Я повернулась к ней, ощущая странную боль в сердце. По правде говоря, я поймала себя на том, что думаю о Габриэле Далтоне чаще, чем мне бы хотелось. Я просыпалась, вспоминая нежность в его глазах, изгиб его губ, когда он улыбался, и то, как он запаниковал, когда я приблизилась, – выражение его лица было таким, будто внутри него разбередили острым лезвием старую рану. Больно видеть его таким. Не то чтобы я испытывала к нему сильную симпатию, но все это беспричинно заставляло меня страдать, хотя я не могла понять причины, нервничала и беспокоилась. Он заставлял меня чувствовать это.
«Я хочу остаться самим собой. Вот в чем мне нужна твоя помощь!»
Мне захотелось оттолкнуть эти слова. Я почувствовала себя смущенной и беззащитной, ведь он произнес их после того, как я сказала, что могу помочь ему мысленно отстраниться от физического контакта. Я, сама того не желая, открылась ему, и теперь он знал обо мне гораздо больше, чем мне хотелось бы.
Раздался стук в дверь, и Энтони просунул голову внутрь:
– Кристал, Гейб пришел.
– Помяни черта! – рассмеялась Кайла.
Черт? Нет, ангел, как я и подумала сначала. И ангелам не место в аду. Что он мне сказал? «Забавно, я подумал о тебе то же самое». С чего бы ему так думать обо мне? Именно здесь мое место! В любом случае больше мне идти некуда. Некуда.
Захотелось закричать.

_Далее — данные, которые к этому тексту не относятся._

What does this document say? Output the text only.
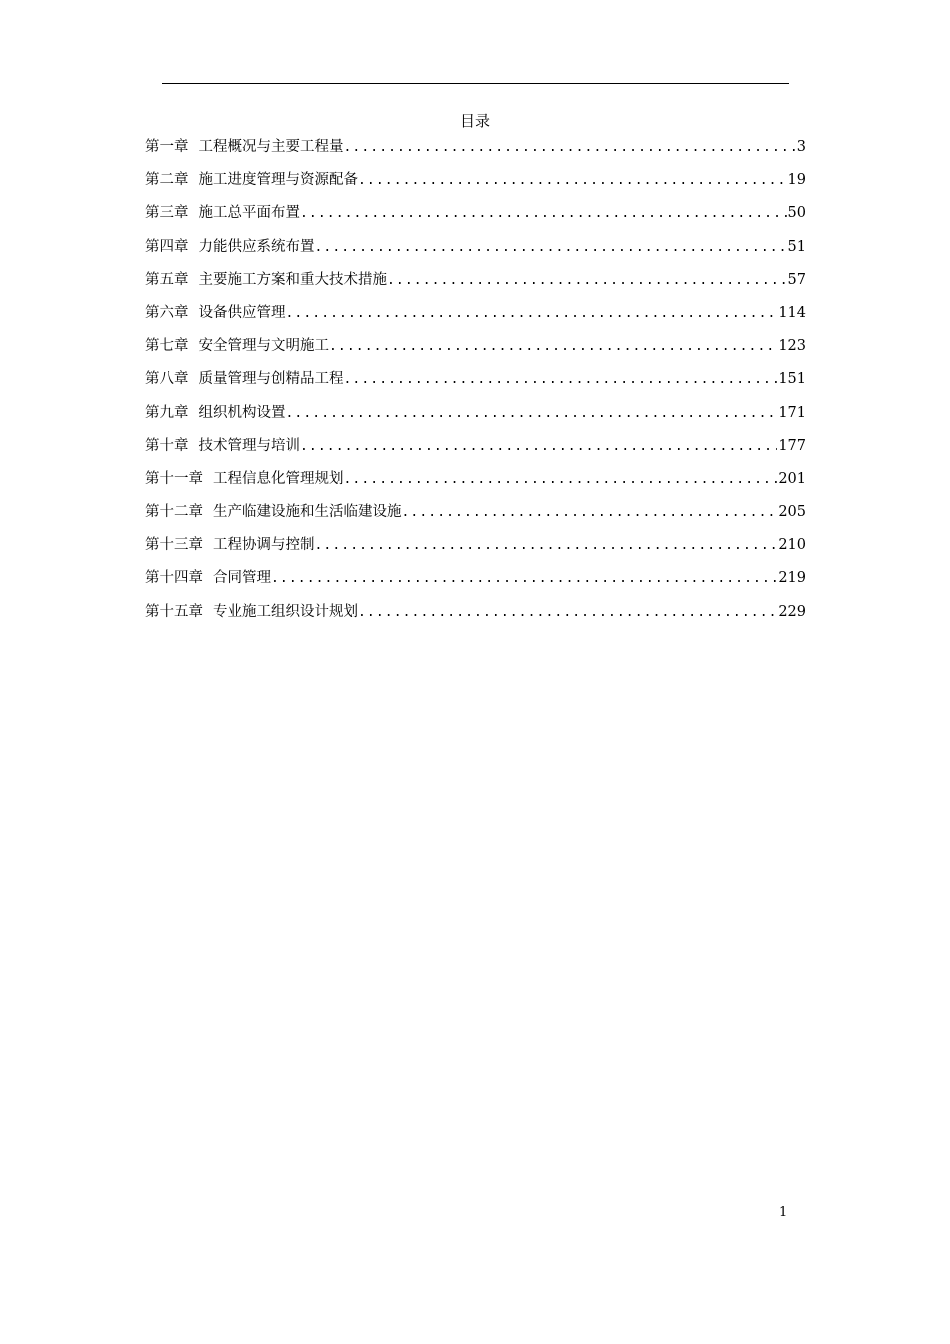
目录
第一章 工程概况与主要工程量 .....	3
第二章 施工进度管理与资源配备 .....	19
第三章 施工总平面布置 .....	50
第四章 力能供应系统布置 .....	51
第五章 主要施工方案和重大技术措施 .....	57
第六章 设备供应管理 .....	114
第七章 安全管理与文明施工 .....	123
第八章 质量管理与创精品工程 .....	151
第九章 组织机构设置 .....	171
第十章 技术管理与培训 .....	177
第十一章 工程信息化管理规划 .....	201
第十二章 生产临建设施和生活临建设施 .....	205
第十三章 工程协调与控制 .....	210
第十四章 合同管理 .....	219
第十五章 专业施工组织设计规划 .....	229
1
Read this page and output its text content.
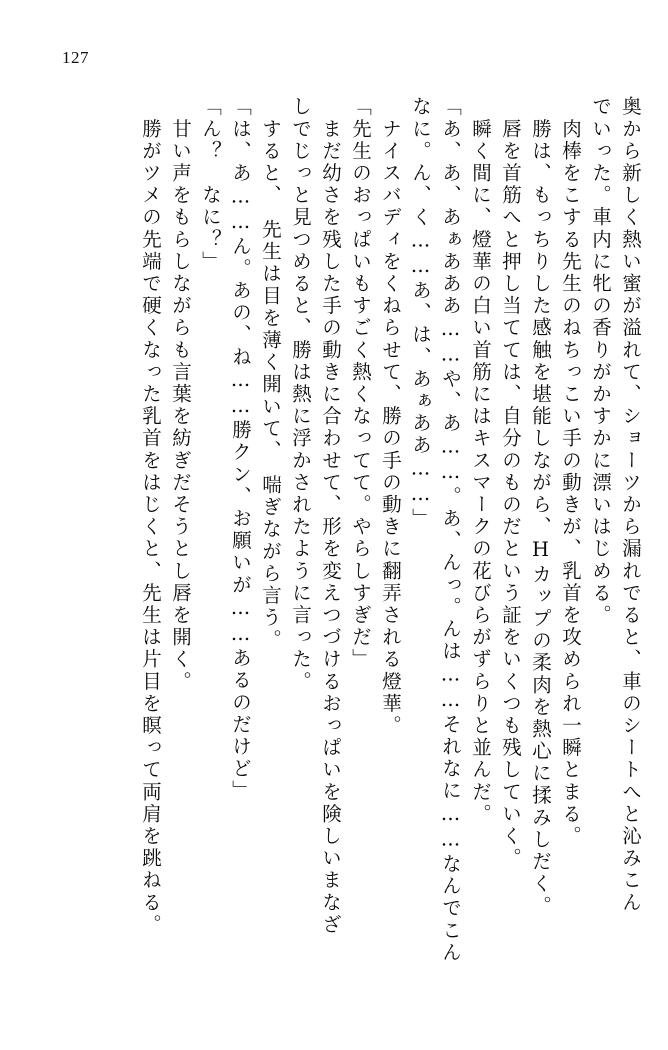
127
奥から新しく熱い蜜が溢れて、ショーツから漏れでると、車のシートへと沁みこん
でいった。車内に牝の香りがかすかに漂いはじめる。
　肉棒をこする先生のねちっこい手の動きが、乳首を攻められ一瞬とまる。
　勝は、もっちりした感触を堪能しながら、Hカップの柔肉を熱心に揉みしだく。
　唇を首筋へと押し当てては、自分のものだという証をいくつも残していく。
　瞬く間に、燈華の白い首筋にはキスマークの花びらがずらりと並んだ。
「あ、あ、あぁあああ……や、あ……。あ、んっ。んは……それなに……なんでこん
なに。ん、く……あ、は、あぁああ……」
　ナイスバディをくねらせて、勝の手の動きに翻弄される燈華。
「先生のおっぱいもすごく熱くなってて。やらしすぎだ」
　まだ幼さを残した手の動きに合わせて、形を変えつづけるおっぱいを険しいまなざ
しでじっと見つめると、勝は熱に浮かされたように言った。
　すると、　先生は目を薄く開いて、　喘ぎながら言う。
「は、あ……ん。あの、ね……勝クン、お願いが……あるのだけど」
「ん？　なに？」
　甘い声をもらしながらも言葉を紡ぎだそうとし唇を開く。
　勝がツメの先端で硬くなった乳首をはじくと、先生は片目を瞑って両肩を跳ねる。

Боже, мне нужно вырваться из этого… состояния.
– Спасибо, Энтони! Я буду через секунду.
Он кивнул и закрыл за собой дверь.
Кайла встала:
– Что ж, через пятнадцать минут у меня танцы. Нужно подготовиться. – Она обняла меня. – Спасибо за разговор!

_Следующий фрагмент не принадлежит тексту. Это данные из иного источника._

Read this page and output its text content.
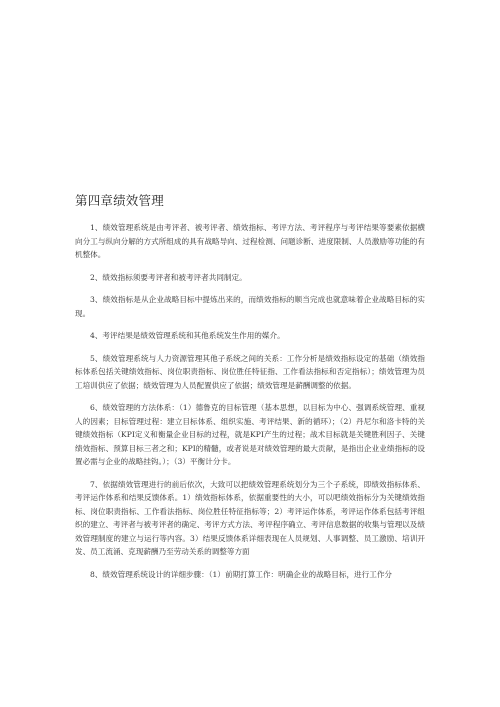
第四章绩效管理

1、绩效管理系统是由考评者、被考评者、绩效指标、考评方法、考评程序与考评结果等要素依据横向分工与纵向分解的方式所组成的具有战略导向、过程检测、问题诊断、进度限制、人员激励等功能的有机整体。

2、绩效指标须要考评者和被考评者共同制定。

3、绩效指标是从企业战略目标中提炼出来的，而绩效指标的顺当完成也就意味着企业战略目标的实现。

4、考评结果是绩效管理系统和其他系统发生作用的媒介。

5、绩效管理系统与人力资源管理其他子系统之间的关系：工作分析是绩效指标设定的基础（绩效指标体系包括关键绩效指标、岗位职责指标、岗位胜任特征指、工作看法指标和否定指标）；绩效管理为员工培训供应了依据；绩效管理为人员配置供应了依据；绩效管理是薪酬调整的依据。

6、绩效管理的方法体系：（1）德鲁克的目标管理（基本思想，以目标为中心、强调系统管理、重视人的因素；目标管理过程：建立目标体系、组织实施、考评结果、新的循环）；（2）丹尼尔和洛卡特的关键绩效指标（KPI定义和衡量企业目标的过程，就是KPI产生的过程；战术目标就是关键胜利因子、关键绩效指标、预算目标三者之和；KPI的精髓，或者说是对绩效管理的最大贡献，是指出企业业绩指标的设置必需与企业的战略挂钩。）；（3）平衡计分卡。

7、依据绩效管理进行的前后依次，大致可以把绩效管理系统划分为三个子系统，即绩效指标体系、考评运作体系和结果反馈体系。1）绩效指标体系，依据重要性的大小，可以吧绩效指标分为关键绩效指标、岗位职责指标、工作看法指标、岗位胜任特征指标等；2）考评运作体系，考评运作体系包括考评组织的建立、考评者与被考评者的确定、考评方式方法、考评程序确立、考评信息数据的收集与管理以及绩效管理制度的建立与运行等内容。3）结果反馈体系详细表现在人员规划、人事调整、员工激励、培训开发、员工流涌、克现薪酬乃至劳动关系的调整等方面

8、绩效管理系统设计的详细步骤：（1）前期打算工作：明确企业的战略目标，进行工作分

– Всегда пожалуйста! – пробормотала я.
Кайла вышла, закрыв за собой дверь. Несколько секунд я постояла, пытаясь обрести равновесие и создать вокруг себя защитную броню. Воспоминания о матери, наряду с непонятными чувствами, которые вызывал во мне Габриэль, заставили меня ощутить себя разбитой, как будто я вывернулась наизнанку, и у меня возникло короткое, но сильное желание заплакать. Заплакать. Меня потрясло это чувство. Когда я плакала в последний раз? Я действительно не могла вспомнить. Я не была плаксой. Зачем плакать, если этим ничему не помочь? Зачем быть такой, как она? Моя мать была плаксой. Она плакала все время – и что это в итоге дало? Ничего. Абсолютно ничего.
Я схватила толстовку и натянула ее поверх костюма, сделала глубокий прерывистый вдох и вышла из гримерки, направляясь в комнату для приватных танцев. Когда я открыла дверь, Габриэль стоял у дивана. На этот раз на нем была футболка вместо рубашки на пуговицах, которую он надевал в первые два визита сюда. Одним беглым взглядом я окинула его загорелые руки, рельефные мышцы, широкие плечи – не как у спортсмена, а как у человека, который использует физическую силу во время работы. Меня удивило, что я вообще обратила на это внимание. В какой-то момент все мужские тела стали казаться мне одинаковыми. Толстые, худые, хорошо сложенные – какое это имело значение? Все они использовали свои тела одинаково: причиняли боль другим и доставляли удовольствие себе.